11 Nissan / April 1, 1882. Hungary
Mrs. Solymosi raced through the streets of Tiszaeszlár, a Hungarian village. She was frantically looking for her daughter, Eszter, who had disappeared.
The Solymosi family were Christian peasants and their fourteen year old daughter worked as a maid for a Christian family. One day, she was sent on an errand from which she never returned. Her mother was sure that she was in the house where she worked as a maid, but that wasn’t so. A few days had gone by already and she had not appeared there.
The worried mother asked whoever she saw, “Did you see my daughter? A tall, thin girl with long, blond hair?” She even showed people a picture of her daughter, but nobody could tell her where her daughter was. They all shook their heads no, while some looked at her pityingly and wished her luck in finding her daughter.
Yosef Scharf, the shamash in the shul, was walking to the shul for davening. Eszter’s mother met him too, and stopped him with her question, did he perhaps know where her daughter was?
Yosef was a simple man and was not gifted with an abundance of intelligence. Instead of saying he did not know, he began to console her and said, “Don’t worry, your daughter will come back home. See, a year ago, around Passover time, a Christian boy disappeared and nobody knew where he was. Cruel people wanted to make up lies against the Jews as though to say they murdered him and used his blood to bake matzos for Passover. Oy, what a ridiculous claim. Who uses blood to bake matza? Anyway, in the end, the boy was found and he returned home in fine condition. You’ll see, your daughter will also return home.”
The woman did not need more than this. These few sentences were enough for her to decide that the Jews were the ones who had taken her daughter and who knew what they did to her …
She rushed to the police station with a horrifying claim. “My dear daughter vanished a few days ago. I am sure that the Jews kidnapped her. They probably killed her in order to use her blood to bake matza for their holiday.”
The police commander was thrilled to hear this. He was an ardent Jew hater and this was a golden excuse to harm the Jews.
He nodded understandingly and said, “I think that your suspicion is justified.
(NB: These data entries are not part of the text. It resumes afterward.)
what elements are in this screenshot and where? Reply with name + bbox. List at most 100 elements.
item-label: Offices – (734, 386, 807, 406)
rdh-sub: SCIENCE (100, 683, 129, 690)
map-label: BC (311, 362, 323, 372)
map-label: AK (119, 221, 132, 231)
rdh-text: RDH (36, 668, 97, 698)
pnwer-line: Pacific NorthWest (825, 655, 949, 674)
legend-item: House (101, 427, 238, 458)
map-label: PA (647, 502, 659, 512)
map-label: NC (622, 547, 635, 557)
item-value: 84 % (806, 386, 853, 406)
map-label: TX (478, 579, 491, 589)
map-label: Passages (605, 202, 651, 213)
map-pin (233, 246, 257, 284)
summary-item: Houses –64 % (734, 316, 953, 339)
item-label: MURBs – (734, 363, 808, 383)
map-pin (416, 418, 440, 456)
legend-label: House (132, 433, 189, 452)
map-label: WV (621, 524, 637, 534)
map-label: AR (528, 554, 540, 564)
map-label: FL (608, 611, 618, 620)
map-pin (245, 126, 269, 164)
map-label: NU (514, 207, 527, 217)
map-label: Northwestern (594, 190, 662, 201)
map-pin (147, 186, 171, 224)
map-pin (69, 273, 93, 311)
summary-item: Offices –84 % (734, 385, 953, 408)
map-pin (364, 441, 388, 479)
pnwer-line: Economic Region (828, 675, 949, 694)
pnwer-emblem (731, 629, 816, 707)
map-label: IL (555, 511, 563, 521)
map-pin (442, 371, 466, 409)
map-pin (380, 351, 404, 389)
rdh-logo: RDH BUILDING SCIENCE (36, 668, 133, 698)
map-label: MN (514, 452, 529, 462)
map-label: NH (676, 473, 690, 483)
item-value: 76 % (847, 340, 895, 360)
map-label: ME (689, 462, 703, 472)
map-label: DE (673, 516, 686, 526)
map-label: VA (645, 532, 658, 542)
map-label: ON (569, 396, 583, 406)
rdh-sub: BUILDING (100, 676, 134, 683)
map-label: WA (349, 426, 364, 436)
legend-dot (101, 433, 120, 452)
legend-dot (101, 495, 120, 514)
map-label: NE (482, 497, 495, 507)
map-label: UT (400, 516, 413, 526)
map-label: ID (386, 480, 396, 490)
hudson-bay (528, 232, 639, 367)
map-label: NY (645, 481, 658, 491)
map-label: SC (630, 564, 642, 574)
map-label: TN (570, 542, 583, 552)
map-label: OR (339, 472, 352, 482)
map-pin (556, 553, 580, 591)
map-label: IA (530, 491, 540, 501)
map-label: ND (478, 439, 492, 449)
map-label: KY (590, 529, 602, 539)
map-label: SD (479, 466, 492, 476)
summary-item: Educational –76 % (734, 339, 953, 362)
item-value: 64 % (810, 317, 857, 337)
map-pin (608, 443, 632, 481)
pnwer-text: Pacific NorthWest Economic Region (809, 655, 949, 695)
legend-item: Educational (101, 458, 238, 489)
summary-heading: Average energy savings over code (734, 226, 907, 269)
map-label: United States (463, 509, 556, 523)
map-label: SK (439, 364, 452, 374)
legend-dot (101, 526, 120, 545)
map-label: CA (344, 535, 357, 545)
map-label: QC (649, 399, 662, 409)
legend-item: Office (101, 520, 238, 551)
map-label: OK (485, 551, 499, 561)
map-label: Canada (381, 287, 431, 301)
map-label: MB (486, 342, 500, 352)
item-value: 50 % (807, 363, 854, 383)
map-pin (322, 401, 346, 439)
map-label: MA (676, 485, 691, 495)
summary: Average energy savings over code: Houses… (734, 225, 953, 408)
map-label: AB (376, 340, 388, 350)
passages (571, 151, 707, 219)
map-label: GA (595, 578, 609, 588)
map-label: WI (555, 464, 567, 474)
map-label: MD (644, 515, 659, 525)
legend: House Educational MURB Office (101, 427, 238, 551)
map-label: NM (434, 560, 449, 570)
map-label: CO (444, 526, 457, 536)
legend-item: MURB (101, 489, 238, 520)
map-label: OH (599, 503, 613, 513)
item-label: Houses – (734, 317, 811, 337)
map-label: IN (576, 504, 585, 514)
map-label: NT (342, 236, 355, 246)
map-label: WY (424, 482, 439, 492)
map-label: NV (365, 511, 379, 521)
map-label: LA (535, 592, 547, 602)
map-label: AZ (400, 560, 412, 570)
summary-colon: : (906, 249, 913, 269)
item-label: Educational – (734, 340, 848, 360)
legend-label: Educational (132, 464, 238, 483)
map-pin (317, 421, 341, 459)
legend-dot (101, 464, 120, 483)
The same week that your daughter disappeared, three Jewish ritual slaughterers came here in order to be tested so as to be accepted as ritual slaughterers in the Jewish community. Who knows, maybe they committed a criminal act.”
He dismissed the woman with the promise that he would research the matter and bring the Jews to justice.
The commander, with hatred for the Jews burning in his bones, got to work. He called over the shamash’s little boy who was also not that clever. He wickedly bribed the boy with gifts and convinced the child to testify that he himself had seen through the keyhole of the synagogue as the Jews took the girl and murdered her.
The evil commander took the boy to his house and watched over him well, so nobody could approach him and talk to him and convince him to say otherwise.
That same day, policemen burst into the shul, blocked the exit and took whoever had the misfortune of being there at the time. Fifteen Jews were taken in chains and brought to the police commander. The savage man tortured them until they felt they had no choice but to confess to something they did not do.
The story became known internationally. Explanations that Jews do not use blood to bake matza and in general, the Torah commands us not to consume blood fell on deaf ears.
Two months went by. A Jew and two Christians were on a raft in the river when they saw a body of a girl floating on the water. They pulled the body out of the river and discovered that she was the missing girl. A doctor examined her and said that no human being had done her any harm. It seemed the girl had fallen into the river and drowned.
The news spread and the Jews breathed a sigh of relief. Finally, the farce was revealed to all and the unfortunate prisoners would be released. But their joy did not last long. The vicious commander did not give up. He tortured the three men who found the girl and forced them to “confess” that they had brought the girl from somewhere else and had thrown her into the river in order to remove the suspicion from the Jews.
Once again, the Jews were in mourning. They prayed and pleaded to Hashem that He help them.
The court case took place one year later. Journalists from around the world were in attendance. The Jews were extremely tense about how the case would go. Jews all over the world prayed and said T’hillim, hoping a miracle would take place and their innocence would be revealed to all.
A miracle occurred. A Christian by the name of Károly Eötvös, who was a learned person and an upright individual, was able to prove the absurdity of the accusation. He had the police commander go to the shul, close the door, and try to see through the keyhole. It turned out that nothing could be seen through the keyhole.
The commander’s face turned colors when it was demonstrated before everyone that the accusation had no basis. The Jewish prisoners were released after being in prison for seventeen months for no reason. The results of the trial were publicized around the world.
As we say in the Hagada, “in every generation they rise up against us to destroy us, and the Holy One blessed is He saves us from their hands.”